Blogging Public Intellectuals
Matthew Yglesias argues that bloggers are the new media, but not quite like people think:
It’s not the case that weblogs let everyone be a journalist, but they do let everyone be a public intellectual — spouting off their ideas on whatever whether or not they have any particular expertise. The flipside, though, is that it lets all experts be popularizers of their own work, which is a very valuable thing for those people (like, say, me) who are paid more-or-less in order to be generalists.
Public intellectuals are a fascinating breed in that my training as a specialist leads me to be skeptical of people presenting non-expert views while under the cloak of intellectual qualifications (e.g., the brilliant but often wrong Paul Krugman) but yet I’m strangely drawn to them. Indeed, when pressed for time on various talking heads shows, I invariably skip past the interviews with policy wonks and go right for the roundtable discussions with the bright, amiable non-experts.
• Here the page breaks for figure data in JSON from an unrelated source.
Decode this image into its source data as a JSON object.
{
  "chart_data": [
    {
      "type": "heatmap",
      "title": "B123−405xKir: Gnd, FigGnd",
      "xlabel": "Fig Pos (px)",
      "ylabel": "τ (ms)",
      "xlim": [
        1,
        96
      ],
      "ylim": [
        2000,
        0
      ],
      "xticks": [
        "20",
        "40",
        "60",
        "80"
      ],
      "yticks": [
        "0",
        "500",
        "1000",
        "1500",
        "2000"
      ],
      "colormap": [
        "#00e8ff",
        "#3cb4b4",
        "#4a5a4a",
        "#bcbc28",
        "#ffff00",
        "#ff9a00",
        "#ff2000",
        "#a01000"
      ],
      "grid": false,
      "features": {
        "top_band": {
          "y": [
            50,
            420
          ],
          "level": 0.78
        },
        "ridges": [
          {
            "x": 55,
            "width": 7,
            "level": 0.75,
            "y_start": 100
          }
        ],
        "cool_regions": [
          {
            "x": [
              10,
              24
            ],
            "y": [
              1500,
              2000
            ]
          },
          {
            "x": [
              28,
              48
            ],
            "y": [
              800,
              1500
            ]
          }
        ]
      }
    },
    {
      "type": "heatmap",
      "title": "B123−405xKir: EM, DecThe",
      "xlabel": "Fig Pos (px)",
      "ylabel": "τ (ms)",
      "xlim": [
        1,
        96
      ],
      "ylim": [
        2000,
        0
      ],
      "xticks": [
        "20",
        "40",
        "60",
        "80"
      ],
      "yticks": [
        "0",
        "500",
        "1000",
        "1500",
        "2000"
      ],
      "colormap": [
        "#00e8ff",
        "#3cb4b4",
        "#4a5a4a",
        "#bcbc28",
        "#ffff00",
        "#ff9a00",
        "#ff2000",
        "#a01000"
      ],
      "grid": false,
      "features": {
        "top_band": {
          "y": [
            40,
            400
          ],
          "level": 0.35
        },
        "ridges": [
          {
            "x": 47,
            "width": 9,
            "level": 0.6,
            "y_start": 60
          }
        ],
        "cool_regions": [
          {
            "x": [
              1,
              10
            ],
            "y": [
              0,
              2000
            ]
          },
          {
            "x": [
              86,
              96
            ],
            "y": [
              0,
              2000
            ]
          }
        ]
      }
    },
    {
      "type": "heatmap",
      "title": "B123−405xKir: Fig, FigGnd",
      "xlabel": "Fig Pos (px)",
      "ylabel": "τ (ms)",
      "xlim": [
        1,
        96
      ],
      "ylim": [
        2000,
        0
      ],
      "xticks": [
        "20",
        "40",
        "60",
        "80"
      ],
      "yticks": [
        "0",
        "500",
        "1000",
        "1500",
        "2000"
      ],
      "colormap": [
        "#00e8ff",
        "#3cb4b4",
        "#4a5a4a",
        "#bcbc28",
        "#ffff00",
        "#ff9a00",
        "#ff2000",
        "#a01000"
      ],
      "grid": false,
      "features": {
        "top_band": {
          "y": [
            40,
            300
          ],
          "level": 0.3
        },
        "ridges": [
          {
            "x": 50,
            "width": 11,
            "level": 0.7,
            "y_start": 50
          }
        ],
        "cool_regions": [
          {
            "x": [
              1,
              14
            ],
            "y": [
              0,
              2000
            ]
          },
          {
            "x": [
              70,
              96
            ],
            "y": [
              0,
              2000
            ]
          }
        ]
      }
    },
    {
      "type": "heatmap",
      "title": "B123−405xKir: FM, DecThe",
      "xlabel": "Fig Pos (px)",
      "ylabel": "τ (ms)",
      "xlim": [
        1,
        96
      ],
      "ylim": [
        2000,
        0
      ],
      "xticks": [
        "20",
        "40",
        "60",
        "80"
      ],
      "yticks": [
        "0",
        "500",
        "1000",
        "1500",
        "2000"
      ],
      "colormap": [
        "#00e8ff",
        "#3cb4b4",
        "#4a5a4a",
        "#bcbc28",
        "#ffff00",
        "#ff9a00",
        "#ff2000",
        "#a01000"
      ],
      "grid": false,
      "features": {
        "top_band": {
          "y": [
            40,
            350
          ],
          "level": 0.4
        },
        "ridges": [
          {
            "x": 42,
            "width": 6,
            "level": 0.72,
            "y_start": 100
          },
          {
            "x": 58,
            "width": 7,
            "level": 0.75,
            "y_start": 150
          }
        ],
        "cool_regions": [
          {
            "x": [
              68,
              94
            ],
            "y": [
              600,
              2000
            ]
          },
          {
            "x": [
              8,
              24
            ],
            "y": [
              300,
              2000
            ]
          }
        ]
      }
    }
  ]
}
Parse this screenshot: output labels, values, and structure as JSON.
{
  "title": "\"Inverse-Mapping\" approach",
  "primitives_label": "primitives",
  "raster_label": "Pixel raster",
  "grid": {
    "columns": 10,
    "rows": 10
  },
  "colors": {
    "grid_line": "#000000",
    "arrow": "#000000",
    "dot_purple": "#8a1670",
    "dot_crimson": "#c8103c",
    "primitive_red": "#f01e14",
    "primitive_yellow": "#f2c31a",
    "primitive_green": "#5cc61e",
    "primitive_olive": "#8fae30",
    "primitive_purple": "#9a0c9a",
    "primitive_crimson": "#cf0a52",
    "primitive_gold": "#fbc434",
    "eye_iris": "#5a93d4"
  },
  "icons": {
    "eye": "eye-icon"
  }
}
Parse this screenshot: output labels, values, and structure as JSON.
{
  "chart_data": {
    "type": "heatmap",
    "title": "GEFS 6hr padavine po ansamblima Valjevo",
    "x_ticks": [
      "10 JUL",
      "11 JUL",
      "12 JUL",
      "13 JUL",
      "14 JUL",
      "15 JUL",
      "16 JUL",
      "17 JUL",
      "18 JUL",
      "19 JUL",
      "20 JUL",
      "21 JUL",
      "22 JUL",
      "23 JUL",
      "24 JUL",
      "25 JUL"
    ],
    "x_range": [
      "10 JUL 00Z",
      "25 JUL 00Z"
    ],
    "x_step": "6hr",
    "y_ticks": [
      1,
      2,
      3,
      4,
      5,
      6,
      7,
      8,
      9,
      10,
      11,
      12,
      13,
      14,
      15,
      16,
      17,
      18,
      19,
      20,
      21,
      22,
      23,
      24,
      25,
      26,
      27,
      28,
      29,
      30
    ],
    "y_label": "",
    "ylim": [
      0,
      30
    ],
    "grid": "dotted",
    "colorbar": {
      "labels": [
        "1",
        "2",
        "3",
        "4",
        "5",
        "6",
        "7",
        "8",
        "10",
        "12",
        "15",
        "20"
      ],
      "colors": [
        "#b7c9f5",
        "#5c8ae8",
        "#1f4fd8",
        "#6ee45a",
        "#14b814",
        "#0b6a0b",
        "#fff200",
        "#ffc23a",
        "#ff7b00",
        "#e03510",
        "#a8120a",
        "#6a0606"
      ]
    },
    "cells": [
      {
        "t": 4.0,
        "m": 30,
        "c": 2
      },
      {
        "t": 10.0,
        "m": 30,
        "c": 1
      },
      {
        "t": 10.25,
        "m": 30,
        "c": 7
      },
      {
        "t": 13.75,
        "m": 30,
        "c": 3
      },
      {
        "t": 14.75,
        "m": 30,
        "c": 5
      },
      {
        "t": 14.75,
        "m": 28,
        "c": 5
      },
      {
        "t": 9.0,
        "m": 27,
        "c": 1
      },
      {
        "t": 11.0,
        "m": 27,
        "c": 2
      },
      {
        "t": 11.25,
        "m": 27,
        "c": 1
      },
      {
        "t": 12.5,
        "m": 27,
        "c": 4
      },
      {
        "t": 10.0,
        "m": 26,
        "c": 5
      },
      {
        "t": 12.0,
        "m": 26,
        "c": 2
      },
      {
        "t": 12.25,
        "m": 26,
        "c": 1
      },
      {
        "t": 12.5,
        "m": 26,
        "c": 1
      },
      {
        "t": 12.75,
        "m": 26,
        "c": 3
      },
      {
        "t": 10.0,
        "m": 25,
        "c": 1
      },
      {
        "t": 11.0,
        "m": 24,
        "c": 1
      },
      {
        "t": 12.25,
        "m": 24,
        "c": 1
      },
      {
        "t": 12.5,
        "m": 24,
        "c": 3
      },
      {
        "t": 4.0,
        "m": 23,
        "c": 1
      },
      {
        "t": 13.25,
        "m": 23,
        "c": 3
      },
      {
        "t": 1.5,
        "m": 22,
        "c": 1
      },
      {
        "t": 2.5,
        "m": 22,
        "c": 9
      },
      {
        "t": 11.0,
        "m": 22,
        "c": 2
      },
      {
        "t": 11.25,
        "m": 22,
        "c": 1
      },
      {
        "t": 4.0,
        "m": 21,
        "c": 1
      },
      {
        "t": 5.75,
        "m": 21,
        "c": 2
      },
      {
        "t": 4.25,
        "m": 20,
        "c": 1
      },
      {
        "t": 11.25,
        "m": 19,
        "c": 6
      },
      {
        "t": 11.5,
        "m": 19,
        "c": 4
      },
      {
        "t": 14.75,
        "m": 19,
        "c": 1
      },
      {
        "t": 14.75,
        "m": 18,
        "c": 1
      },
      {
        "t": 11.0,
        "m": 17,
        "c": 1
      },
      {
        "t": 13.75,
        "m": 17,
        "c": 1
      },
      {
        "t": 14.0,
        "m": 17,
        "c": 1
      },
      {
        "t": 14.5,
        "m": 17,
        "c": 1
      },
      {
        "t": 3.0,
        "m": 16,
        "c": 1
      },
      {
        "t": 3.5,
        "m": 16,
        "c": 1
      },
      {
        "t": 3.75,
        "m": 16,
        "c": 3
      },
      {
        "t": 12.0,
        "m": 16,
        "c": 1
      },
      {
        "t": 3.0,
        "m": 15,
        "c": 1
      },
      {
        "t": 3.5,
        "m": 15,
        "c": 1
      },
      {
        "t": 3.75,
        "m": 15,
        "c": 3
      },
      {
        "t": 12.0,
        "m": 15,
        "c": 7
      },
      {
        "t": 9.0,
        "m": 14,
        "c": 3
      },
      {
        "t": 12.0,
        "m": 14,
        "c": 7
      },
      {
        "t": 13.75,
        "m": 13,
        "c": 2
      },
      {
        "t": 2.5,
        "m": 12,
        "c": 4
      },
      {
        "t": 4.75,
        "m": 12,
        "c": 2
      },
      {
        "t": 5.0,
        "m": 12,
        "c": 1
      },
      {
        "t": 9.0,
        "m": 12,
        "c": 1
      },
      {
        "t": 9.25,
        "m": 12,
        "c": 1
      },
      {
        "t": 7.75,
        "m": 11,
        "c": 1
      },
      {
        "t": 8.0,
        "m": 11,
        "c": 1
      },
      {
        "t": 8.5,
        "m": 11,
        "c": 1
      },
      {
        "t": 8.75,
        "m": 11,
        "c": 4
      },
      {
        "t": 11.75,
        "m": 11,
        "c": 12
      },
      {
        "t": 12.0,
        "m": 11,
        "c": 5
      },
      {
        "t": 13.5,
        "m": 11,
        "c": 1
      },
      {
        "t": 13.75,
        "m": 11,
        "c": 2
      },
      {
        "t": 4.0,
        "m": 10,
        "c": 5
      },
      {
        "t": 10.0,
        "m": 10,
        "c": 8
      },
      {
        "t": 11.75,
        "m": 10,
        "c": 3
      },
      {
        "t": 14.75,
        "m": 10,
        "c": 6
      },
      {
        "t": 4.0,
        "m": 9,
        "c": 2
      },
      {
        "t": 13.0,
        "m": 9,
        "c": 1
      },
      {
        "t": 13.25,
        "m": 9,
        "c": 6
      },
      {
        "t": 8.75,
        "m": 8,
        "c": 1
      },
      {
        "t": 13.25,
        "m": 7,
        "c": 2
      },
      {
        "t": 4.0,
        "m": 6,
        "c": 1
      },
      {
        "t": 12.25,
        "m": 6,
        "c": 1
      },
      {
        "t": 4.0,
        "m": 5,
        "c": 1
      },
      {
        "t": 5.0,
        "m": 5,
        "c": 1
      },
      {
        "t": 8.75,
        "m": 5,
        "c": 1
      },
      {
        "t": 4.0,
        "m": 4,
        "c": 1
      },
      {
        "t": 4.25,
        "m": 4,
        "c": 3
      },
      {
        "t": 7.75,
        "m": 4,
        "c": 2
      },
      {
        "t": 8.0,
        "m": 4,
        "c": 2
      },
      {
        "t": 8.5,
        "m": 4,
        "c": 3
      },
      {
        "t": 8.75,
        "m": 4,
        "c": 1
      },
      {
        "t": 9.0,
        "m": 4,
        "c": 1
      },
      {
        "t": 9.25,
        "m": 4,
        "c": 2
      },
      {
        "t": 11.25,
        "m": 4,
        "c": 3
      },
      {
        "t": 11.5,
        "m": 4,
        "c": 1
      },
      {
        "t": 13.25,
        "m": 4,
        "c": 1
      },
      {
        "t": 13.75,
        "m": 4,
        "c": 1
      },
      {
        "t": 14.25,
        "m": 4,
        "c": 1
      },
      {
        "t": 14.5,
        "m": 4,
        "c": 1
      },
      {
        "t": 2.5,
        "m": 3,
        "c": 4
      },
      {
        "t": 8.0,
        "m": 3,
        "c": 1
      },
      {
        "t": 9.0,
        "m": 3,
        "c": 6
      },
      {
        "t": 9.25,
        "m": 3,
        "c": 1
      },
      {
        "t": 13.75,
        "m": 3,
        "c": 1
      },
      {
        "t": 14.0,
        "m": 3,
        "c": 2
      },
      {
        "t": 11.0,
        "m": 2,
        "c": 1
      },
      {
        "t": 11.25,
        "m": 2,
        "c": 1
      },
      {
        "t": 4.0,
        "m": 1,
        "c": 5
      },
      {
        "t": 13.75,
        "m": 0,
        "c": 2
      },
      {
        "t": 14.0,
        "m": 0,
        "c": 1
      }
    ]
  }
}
A quick perusal of my blogroll will reveal a bias toward intellectuals — certainly a much higher concentration of PhDs, JDs, professors, Ivy Leaguers, and other big brain types than a random selection of the blogosphere would produce — and yet there are almost no specialty blogs on the list. My own blogging is much the same. Certainly, I concentrate on national security affairs, where I have some modicum of geniune expertise, more than the average blog. But I also feel free to spout off on other things that interest me, whether or not I’ve done a lot of research on the topic. Which, come to think of it, is pretty much what all the public intellectuals on television do as well.